SAN JOSE, Calif. -- One way Samsung hopes to show a jury that its products differ from Apple's is something as simple as turning them on.
The devices, that is.
In the fifth day of trial here today, Samsung spent some time booting up three different devices -- two phones and one tablet -- to make the case that consumers know what they're getting before they even start using a gadget.
That's an important consideration given claims by Apple, brought out in its opening statements and in its complaint at large, which says Samsung's devices are so similar that people could end up mistaking a Samsung device for one made by Apple.
To make its point, Samsung booted up one of its Droid series phones, the Droid Charge, and the original iPhone to show the court how the two differed. Where Apple's first iPhone booted up just like it does today -- with a metallic Apple logo -- Samsung's splashed a title screen with its logo, then went to an animated video with sound that boomed out a robotic "DROID."
Samsung then attempted to point out just how many steps were involved before users would see the home screen of icons, something Apple has accused Samsung of copying. For the Droid Charge, that included turning on the device, unlocking it, and hitting a software button to pull up a list of applications.

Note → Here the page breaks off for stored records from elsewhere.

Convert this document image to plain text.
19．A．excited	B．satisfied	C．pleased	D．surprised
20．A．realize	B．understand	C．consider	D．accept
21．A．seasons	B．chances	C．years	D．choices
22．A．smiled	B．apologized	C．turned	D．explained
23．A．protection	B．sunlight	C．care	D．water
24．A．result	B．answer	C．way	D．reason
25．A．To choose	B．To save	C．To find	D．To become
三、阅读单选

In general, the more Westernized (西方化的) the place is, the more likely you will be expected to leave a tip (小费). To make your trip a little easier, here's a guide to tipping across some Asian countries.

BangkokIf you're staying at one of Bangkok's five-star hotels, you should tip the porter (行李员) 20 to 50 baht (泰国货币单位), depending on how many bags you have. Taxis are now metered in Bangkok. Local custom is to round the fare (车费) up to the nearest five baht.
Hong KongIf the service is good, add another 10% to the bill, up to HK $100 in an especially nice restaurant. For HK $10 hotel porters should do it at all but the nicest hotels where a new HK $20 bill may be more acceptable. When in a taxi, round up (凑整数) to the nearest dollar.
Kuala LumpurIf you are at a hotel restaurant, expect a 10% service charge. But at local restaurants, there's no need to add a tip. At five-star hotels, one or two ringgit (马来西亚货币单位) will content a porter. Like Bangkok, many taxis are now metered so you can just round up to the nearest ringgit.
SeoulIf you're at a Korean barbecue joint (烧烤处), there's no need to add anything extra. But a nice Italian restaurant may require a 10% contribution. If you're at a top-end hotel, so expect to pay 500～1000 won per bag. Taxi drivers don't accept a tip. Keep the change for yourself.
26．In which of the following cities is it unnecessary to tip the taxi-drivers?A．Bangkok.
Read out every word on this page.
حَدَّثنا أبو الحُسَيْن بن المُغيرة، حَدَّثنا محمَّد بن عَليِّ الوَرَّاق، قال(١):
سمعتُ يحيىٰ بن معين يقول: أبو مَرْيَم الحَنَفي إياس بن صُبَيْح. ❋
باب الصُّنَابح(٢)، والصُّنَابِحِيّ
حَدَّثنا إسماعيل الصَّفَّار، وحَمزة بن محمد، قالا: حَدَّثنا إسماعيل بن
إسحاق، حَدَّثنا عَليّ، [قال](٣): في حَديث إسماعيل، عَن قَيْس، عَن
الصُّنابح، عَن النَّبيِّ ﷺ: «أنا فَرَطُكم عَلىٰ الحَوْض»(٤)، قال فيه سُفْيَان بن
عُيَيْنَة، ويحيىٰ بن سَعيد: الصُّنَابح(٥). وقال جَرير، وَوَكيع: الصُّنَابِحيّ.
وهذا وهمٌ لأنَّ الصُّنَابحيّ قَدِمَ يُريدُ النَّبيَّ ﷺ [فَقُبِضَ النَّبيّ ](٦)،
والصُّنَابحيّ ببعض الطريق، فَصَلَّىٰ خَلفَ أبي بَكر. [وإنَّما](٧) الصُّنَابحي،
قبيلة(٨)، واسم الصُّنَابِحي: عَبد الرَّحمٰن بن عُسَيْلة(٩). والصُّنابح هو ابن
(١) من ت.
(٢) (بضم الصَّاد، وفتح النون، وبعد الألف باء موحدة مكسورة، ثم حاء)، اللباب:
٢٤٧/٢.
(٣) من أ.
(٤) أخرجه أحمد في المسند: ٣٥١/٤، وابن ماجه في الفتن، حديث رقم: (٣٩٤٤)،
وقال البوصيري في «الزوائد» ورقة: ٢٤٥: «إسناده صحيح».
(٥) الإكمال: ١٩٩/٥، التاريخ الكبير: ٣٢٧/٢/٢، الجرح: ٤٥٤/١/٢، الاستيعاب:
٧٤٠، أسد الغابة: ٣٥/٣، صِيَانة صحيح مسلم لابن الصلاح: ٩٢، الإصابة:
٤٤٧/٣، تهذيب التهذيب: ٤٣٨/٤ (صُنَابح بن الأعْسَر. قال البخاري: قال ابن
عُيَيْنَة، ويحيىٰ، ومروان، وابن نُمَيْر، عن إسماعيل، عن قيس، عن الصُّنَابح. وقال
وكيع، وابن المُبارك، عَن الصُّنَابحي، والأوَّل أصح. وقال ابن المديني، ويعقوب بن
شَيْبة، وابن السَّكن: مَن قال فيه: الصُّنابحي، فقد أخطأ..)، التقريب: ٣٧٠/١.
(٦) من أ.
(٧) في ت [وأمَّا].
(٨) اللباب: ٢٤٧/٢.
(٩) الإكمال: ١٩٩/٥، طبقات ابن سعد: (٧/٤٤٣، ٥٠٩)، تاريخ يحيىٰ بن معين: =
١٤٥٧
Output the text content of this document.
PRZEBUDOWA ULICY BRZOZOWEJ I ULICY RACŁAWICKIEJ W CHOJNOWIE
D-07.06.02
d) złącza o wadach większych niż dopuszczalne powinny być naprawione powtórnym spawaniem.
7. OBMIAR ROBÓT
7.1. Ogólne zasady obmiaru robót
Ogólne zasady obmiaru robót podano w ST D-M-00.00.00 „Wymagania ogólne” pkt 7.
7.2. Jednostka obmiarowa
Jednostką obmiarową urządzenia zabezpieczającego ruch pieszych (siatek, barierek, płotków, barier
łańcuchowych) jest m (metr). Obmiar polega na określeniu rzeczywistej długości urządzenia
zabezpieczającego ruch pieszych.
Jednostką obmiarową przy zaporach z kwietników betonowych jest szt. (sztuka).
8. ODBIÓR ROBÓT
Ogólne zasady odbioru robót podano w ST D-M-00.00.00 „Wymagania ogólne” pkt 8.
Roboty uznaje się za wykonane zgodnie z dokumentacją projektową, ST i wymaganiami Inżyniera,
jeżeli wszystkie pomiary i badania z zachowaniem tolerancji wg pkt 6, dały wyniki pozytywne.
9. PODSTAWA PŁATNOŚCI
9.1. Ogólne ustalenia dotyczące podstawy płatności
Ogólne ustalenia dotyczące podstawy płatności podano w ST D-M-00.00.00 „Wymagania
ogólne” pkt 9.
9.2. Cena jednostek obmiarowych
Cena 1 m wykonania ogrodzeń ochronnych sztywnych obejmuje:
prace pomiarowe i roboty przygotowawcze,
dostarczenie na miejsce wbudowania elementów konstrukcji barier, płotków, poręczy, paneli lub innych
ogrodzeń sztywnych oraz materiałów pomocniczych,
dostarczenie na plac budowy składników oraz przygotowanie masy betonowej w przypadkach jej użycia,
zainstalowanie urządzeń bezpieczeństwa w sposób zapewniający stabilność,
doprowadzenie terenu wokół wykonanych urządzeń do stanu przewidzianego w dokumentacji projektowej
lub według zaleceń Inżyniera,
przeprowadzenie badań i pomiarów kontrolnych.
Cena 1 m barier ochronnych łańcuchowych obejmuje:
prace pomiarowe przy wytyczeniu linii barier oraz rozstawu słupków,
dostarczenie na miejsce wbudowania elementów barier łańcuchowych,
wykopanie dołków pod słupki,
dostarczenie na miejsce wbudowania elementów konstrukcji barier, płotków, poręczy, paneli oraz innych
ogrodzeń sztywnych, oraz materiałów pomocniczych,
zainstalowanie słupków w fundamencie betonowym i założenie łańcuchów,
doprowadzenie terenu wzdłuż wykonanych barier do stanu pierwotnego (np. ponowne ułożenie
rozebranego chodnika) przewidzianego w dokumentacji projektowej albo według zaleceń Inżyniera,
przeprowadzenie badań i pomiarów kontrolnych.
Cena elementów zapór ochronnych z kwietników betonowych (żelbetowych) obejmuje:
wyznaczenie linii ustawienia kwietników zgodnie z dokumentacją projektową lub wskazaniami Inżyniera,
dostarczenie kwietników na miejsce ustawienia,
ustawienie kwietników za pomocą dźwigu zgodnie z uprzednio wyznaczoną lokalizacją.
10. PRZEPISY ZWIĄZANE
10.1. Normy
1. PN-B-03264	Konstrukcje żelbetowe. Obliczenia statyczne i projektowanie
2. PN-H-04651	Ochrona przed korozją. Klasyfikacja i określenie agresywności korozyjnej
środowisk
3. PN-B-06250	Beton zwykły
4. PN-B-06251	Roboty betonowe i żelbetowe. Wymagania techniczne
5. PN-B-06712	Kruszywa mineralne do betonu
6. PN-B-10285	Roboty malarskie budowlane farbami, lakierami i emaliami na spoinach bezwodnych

"It's only after all these steps that the consumer gets to the application screen," Samsung counsel Charles Verhoeven argued to Susan Kare, one of the designers of the early Mac icons.
Kare had been on the witness stand for Apple earlier in the day, arguing that numerous interface elements, though mainly the iconography and general home-screen layout, infringed on Apple's design patent on the original iPhone's home-screen. Apple says Samsung copied this look in nearly a dozen of the accused devices.
Samsung carried the boot defense to Apple's next witness, Russell Winer, the chair of the Department of Marketing at New York University's Stern School of Business. Russell had been called on to discuss the look and feel of the devices, particularly what Russell referred to as "blurring," where there is a degree of similarity between different devices.
Samsung's Verhoeven countered Winer's claims that Samsung's devices, particularly the company's Galaxy Tab 10.1 tablet, were causing blurring, by pointing out differences. That included the start-up of the device, where once again the tablet flashed up Samsung's logo and the actual name of the device.
One thing that's unclear so far is how many customers would actually turn a device on or off before they purchase it, or somehow make it through packaging without seeing which company the product was from. Apple, for its part, has hung much of that argument on a Samsung-led study of 30 Best Buy stores in three different states, which found that many customers had, in fact, returned some of Samsung's Galaxy tablets, believing they were iPads.